Po 2 latach pracy w niemickim szpitalu przyszły pewne wnioski. Jeżeli jesteś ambitną osobą i szukasz sposobu na rozwój i poszerzenie swojej wiedzy i zdobycie nowych umiejętnośći, nie jedź do Niemiec pod żadnym pozorem. Jeżeli natomiast nie masz większych oczekiwań i interesuje Cię  tylko zarabianie kasy to jesteś we właściwym miejscu. 

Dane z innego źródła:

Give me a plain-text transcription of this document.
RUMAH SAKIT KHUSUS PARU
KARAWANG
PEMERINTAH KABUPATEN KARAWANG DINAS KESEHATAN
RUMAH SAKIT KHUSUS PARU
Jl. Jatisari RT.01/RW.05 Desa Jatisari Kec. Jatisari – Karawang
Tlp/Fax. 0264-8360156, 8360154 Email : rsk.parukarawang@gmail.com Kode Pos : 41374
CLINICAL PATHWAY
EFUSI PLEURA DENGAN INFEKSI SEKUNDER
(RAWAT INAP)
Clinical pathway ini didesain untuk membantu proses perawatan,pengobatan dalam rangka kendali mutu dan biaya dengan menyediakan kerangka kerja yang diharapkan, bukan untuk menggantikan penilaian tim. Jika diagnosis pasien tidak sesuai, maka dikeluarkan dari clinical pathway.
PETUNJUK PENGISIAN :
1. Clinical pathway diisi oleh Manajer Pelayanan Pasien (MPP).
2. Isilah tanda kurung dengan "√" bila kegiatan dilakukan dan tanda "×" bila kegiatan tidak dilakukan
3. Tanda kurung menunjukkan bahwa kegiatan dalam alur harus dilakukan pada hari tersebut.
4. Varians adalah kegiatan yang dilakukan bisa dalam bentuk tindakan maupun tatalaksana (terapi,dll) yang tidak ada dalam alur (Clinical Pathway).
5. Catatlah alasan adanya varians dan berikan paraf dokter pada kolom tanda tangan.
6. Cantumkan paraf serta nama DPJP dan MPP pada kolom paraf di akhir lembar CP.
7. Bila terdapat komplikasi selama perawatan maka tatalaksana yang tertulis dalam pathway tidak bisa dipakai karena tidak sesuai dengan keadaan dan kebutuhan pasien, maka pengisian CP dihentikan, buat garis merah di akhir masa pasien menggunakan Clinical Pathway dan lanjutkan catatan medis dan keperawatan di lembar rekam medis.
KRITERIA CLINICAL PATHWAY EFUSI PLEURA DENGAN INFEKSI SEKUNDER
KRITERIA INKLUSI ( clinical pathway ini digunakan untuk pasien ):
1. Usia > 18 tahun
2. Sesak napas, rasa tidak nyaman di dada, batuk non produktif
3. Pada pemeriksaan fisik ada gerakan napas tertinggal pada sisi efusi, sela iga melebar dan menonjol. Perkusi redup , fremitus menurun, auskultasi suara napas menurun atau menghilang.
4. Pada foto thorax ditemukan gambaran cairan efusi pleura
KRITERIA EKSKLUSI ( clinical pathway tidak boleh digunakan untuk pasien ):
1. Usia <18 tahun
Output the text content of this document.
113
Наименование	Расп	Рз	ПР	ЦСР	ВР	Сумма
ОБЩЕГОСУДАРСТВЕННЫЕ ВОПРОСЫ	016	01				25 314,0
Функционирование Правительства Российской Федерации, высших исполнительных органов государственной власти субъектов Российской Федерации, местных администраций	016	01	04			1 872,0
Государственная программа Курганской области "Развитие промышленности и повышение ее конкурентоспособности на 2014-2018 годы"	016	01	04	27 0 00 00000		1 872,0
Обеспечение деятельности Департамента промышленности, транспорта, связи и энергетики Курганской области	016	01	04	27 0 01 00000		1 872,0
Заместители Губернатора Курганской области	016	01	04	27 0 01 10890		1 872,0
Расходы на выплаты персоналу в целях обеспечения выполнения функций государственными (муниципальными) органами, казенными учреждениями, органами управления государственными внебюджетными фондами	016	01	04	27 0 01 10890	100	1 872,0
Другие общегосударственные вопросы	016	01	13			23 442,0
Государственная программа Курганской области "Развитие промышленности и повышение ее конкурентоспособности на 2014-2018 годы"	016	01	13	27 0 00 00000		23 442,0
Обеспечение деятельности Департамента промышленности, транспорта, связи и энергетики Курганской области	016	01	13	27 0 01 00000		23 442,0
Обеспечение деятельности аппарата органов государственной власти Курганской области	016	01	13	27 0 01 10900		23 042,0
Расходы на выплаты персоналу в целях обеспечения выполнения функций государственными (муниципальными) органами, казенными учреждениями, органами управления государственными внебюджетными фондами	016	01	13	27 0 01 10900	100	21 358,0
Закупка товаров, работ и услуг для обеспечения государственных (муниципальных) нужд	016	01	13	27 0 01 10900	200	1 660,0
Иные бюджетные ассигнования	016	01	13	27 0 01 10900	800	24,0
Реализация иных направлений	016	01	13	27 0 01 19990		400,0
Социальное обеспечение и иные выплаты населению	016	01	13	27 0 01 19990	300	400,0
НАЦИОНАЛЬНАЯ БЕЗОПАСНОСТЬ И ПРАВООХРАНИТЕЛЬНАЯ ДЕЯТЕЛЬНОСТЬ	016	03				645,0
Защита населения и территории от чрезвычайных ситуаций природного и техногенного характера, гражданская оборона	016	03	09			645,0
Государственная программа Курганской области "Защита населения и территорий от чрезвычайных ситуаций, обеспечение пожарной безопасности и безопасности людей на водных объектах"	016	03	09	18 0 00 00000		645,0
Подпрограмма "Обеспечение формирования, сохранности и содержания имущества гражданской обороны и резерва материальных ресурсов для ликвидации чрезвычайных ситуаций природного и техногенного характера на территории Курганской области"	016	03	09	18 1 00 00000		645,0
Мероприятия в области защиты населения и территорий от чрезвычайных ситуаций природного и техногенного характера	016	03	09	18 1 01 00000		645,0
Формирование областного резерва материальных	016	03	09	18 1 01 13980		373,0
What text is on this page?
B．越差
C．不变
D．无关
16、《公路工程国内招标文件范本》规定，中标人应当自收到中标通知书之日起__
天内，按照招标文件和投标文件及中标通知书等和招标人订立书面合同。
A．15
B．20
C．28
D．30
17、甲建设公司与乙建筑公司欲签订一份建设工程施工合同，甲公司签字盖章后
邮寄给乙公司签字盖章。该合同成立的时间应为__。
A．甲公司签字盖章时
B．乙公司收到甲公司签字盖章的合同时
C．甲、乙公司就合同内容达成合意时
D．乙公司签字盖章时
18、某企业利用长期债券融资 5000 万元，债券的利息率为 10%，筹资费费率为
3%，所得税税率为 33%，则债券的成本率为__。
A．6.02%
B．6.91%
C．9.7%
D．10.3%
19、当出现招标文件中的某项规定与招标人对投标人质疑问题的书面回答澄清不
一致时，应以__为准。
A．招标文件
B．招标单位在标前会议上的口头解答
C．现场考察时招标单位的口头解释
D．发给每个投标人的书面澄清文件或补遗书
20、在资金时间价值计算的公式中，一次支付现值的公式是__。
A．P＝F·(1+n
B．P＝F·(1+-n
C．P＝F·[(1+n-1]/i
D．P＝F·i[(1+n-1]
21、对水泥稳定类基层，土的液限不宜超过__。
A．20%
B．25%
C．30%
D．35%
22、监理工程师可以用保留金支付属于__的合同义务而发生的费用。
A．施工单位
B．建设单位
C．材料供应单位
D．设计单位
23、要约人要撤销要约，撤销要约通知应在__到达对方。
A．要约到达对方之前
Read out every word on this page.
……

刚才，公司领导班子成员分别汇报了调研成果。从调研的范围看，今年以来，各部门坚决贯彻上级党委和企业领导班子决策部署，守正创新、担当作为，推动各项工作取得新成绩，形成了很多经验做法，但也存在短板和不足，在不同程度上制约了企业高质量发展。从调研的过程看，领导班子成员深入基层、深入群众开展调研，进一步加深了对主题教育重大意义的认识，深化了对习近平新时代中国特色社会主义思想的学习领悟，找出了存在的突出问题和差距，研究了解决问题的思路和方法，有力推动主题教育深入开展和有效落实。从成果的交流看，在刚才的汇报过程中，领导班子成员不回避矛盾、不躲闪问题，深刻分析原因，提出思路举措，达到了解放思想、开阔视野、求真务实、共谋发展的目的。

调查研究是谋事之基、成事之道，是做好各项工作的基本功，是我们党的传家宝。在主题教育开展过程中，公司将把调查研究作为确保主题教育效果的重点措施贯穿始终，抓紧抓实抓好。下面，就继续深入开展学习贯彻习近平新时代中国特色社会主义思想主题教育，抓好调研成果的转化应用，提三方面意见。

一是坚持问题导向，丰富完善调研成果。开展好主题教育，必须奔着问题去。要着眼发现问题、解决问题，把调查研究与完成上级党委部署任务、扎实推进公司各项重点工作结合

Jestem ciekaw Waszych opinii, może ktoś z Was pracuje już w Niemczech i ma lepsze doświadczenia niż moje a może w innych miejscach scenariusz się powiela. Dajcie znać!!!!!!

Pozdrawiam 
Damian


10 komentarzy:

  1. A co z kursami i ze specjalizacjami? Czy pielęgniarki w Niemczech mogą je robić?

    OdpowiedzUsuń
    Odpowiedzi
    1. Specjalizacje i kursy są możliwe do zrobienia. Jednak po ich ukończeniu niewiele się zmienia.

      Usuń
  2. Czy niemieckie pielęgniarki też są tak obładowane dokumentacją med. jak te w Polsce? Jak sobie radziłeś z uzupełnianiem dokumentacji na początku, gdy jeszcze z językiem były problemy? Ktoś w tym pomaga?

    OdpowiedzUsuń
    Odpowiedzi
    1. Dokumentacji jest bardzo dużo. I niestety nikt mi w tym nie pomagał. Wszystko skrupulatnie tłumaczyłem w domu żeby wiedzieć co i jak wpisywać.

      Usuń
  3. ja od prawie 2 lat pracuję w Belgii. uważam, że decyzją o wyjeździe to była dobra decyzja. wiadomo - były i są problemy i trudności...3 godzinny system pracy, język. Podobnie jak w Twoim przypadku niedociągnięcia edukacyjne w pielęgniarstwie u koleżanek w pracy (ja nie wiem czy wszystkie belgijskie pielęgniarki śpią na zajęciach czy tylko te z którymi przyszło mi pracować te zajęcia przespały - ich poziom wiedzy czasami jest przerażająco - śmieszny) Mam nadzieję, że w szpitalach jest lepiej i w przyszłym roku się o tym przekonam. Wiadomo, że nie ma idealnej pracy - to nie znaczy, że nie możemy szukać czegoś lepszego, tylko trzeba zaakceptować fakt, że zawsze będzie ktoś, lub coś co nas będzie irytowało czy drażniło....na oddział składają się ludzie a ile ludzi tyle charakterów...w każdym razie powodzenia i mam nadzieję, że w nowa praca spełni Twoje oczekiwania i odnajdziesz swoje miejsce na ziemi :)

    OdpowiedzUsuń
  4. Witaj Damian.... wreszcie! Cóż mogę powiedzieć, ja nie mam doświadczenia w tym temacie, ale będę chciał nagrać materiał odnośnie emigracji pielęgniarek. W UK podobno zarobki to też nie kokosy, bo tam zżerają bardzo dużo kasy opłaty za mieszkanie, utrzymanie samochodu też jest podobno bardzo drogie. Ale Anglia również otwiera Ci drzwi na Kanadę, USA, czy Australię, albo Nową Zelandię. Jak zrobisz staż pracy w UK to potem możesz się starać o wizę na studia pielęgniarskie w USA. Nie wiem jak to dokładnie wygląda, ale Renia z którą rozmawiałem na Youtube wie coś na ten temat. Bardzo fajny tekst, pozdrawiam!

    OdpowiedzUsuń
  5. Witaj.... mieszkam od niespełna 2 lat w Niemczech na Rein Pfaldz i przede mną trudna procedura uznania kwalifikacji zawodowych czy jest wymagane posiadanie 3-letniego stażu w ciągu ostatnich 7 lat? Dziękuje za pomoc:)

    OdpowiedzUsuń
  6. Witam .Pracowalam 3 lata w intensivpflege u pacjenta. Teraz chcę zacząć pracę w szpitalu w niemczech, ale zatrudniona będę nie przez szpital, tylko firmę pośrednictwa medycznego.Jest to taka praca że pracujesz jako personel zastępczy. Czy znasz może ludzi pracujących w takiej firmie, czy wiesz jak to dokladnie wygląda i jak się pracuję na takim etacie? Bardzo dziękuję. Pozdrawiam.

    OdpowiedzUsuń
  7. Witam, ja mam w zasadzie troche odbiegające od postu, a mianowicie jakie obowiazki należą do pielegniarki pracujacej w szpitalu? Czy zajmuje się rownież pielęgnacją (mycie,zmiana pampersów) czy to należy do opiekunów?

    OdpowiedzUsuń
  8. Mam pytanie, czy sa studia pielegniarskie w Niemczech? I czy one daja prawo wykonywania zawodu jezeli skonczylo sie zwykla szkole srednia?